Which has gotten me to wondering – what exactly is a milestone? What do milestones represent? The dictionary lists two definitions for the term milestone:
1. a stone pillar that shows the distance in miles to or from a place
2. a significant event in life, history, etc
When I see these definitions, I realize they both apply to the milestones that have been celebrated lately. When someone reaches a significant event in their life, almost certainly there are pillars that mark the miles they have journeyed to get there. (In my own life, these pillars ARE made of stone, since I am now officially OLD!) And these pillars, these markers, represent all kinds of events or happenings that created the miles someone has traveled. I mean, the markers that appear along the path of someone’s coaching career definitely represent a whole lot of ups and downs, wins and losses, blood, sweat and tears along the way; the good, the bad and the ugly, if you will, of getting to those career numbers. It’s not an easy road to travel, this coaching career thing.
One thing’s for sure: implicit in the definition of a milestone is longevity, which is why I have such great respect for coaches who achieve career numbers. These are people who have been committed to their profession for a long time and have spent a great deal of their life’s time and effort to achieve remarkable things. It speaks of a coach’s resiliency, dedication and passion… and maybe their mental state… as well as their love for their sport and the athletes they coach. And when you think about the pillars that appear on the path of these journeys, it’s hard not to respect them for all they’ve been through to get there because anyone who has ever been involved in athletics knows: the highs are so high and the lows are so low.
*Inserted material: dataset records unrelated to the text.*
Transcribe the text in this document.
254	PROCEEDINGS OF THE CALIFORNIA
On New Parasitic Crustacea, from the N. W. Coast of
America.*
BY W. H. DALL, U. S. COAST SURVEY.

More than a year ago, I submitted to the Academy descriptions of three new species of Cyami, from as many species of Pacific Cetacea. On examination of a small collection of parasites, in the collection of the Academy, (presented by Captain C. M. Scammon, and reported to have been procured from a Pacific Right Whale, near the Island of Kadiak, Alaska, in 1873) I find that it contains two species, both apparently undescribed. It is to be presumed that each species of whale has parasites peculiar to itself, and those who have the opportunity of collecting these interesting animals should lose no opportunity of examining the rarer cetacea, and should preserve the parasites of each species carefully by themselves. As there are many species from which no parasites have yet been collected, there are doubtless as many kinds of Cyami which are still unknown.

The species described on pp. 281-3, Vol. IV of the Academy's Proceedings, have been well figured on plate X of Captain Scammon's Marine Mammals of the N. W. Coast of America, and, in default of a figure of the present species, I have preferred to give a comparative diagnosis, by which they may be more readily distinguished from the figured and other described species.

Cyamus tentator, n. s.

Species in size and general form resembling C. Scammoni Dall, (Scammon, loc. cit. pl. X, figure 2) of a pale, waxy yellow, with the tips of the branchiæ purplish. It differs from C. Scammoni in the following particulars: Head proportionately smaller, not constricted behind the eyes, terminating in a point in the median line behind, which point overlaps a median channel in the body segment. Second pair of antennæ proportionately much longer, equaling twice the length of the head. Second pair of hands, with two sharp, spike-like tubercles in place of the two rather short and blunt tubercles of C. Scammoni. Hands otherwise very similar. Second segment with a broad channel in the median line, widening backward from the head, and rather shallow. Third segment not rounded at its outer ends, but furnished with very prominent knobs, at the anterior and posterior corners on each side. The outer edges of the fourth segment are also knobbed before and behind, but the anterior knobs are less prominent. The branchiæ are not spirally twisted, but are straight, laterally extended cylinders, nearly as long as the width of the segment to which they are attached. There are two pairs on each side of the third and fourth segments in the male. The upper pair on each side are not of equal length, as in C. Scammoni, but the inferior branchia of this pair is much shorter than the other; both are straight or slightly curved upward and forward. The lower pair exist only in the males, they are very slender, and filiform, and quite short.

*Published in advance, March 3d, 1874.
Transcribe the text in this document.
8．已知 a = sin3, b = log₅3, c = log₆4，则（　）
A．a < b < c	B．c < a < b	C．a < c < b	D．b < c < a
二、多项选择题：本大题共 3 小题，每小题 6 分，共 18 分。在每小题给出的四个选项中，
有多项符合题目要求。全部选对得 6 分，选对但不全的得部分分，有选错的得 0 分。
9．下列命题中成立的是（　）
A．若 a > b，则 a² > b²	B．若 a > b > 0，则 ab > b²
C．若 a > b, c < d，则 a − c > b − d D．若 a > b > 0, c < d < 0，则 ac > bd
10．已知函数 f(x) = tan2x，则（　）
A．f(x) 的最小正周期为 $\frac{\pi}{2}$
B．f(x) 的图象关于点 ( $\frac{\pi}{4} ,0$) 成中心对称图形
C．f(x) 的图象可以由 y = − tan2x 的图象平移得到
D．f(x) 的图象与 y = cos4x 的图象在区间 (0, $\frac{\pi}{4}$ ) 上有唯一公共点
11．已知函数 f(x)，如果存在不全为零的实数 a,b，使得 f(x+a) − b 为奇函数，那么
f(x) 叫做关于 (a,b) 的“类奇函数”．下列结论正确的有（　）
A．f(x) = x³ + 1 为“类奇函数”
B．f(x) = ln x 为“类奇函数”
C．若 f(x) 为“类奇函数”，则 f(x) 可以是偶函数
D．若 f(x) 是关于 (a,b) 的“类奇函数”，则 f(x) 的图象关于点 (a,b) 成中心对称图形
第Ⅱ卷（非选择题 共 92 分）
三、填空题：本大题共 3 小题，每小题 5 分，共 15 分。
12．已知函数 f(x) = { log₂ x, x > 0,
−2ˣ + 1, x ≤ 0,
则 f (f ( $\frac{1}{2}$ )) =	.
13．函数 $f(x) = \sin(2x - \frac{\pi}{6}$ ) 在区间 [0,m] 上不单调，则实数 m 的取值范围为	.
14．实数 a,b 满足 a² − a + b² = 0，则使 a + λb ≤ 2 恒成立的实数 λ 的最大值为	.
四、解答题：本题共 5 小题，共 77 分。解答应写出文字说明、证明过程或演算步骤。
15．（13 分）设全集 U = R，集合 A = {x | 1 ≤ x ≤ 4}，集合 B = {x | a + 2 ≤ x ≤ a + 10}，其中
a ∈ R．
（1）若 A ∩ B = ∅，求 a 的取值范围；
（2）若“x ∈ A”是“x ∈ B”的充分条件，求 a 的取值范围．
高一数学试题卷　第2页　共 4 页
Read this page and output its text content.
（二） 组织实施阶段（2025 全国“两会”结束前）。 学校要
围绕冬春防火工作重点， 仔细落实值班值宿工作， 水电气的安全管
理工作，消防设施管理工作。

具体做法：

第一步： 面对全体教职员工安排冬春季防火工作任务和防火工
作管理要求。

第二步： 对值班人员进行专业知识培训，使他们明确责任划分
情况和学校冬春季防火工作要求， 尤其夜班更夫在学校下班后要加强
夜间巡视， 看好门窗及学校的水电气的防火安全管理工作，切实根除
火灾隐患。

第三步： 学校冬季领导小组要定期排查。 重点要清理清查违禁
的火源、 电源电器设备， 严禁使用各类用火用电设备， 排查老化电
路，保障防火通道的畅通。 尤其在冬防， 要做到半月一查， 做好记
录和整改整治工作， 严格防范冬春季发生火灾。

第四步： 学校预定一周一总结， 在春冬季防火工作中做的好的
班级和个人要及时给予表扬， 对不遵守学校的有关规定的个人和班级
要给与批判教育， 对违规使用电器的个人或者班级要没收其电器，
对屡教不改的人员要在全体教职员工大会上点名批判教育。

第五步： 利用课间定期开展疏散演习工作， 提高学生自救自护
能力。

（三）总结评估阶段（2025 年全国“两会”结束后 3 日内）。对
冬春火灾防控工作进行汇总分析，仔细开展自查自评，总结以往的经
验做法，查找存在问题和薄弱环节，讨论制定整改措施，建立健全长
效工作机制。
Most of our coaches would never brag to you about these achievements. It’s not in their nature. But I think it is only right that we honor you in this way. Heaven knows how hard you worked and what you’ve sacrificed to achieve this.
So, I offer my sincerest and heartiest congratulations to all of the coaches in our department who have realized these achievements. Thank you for what you have given to so many as you traveled this journey of many miles.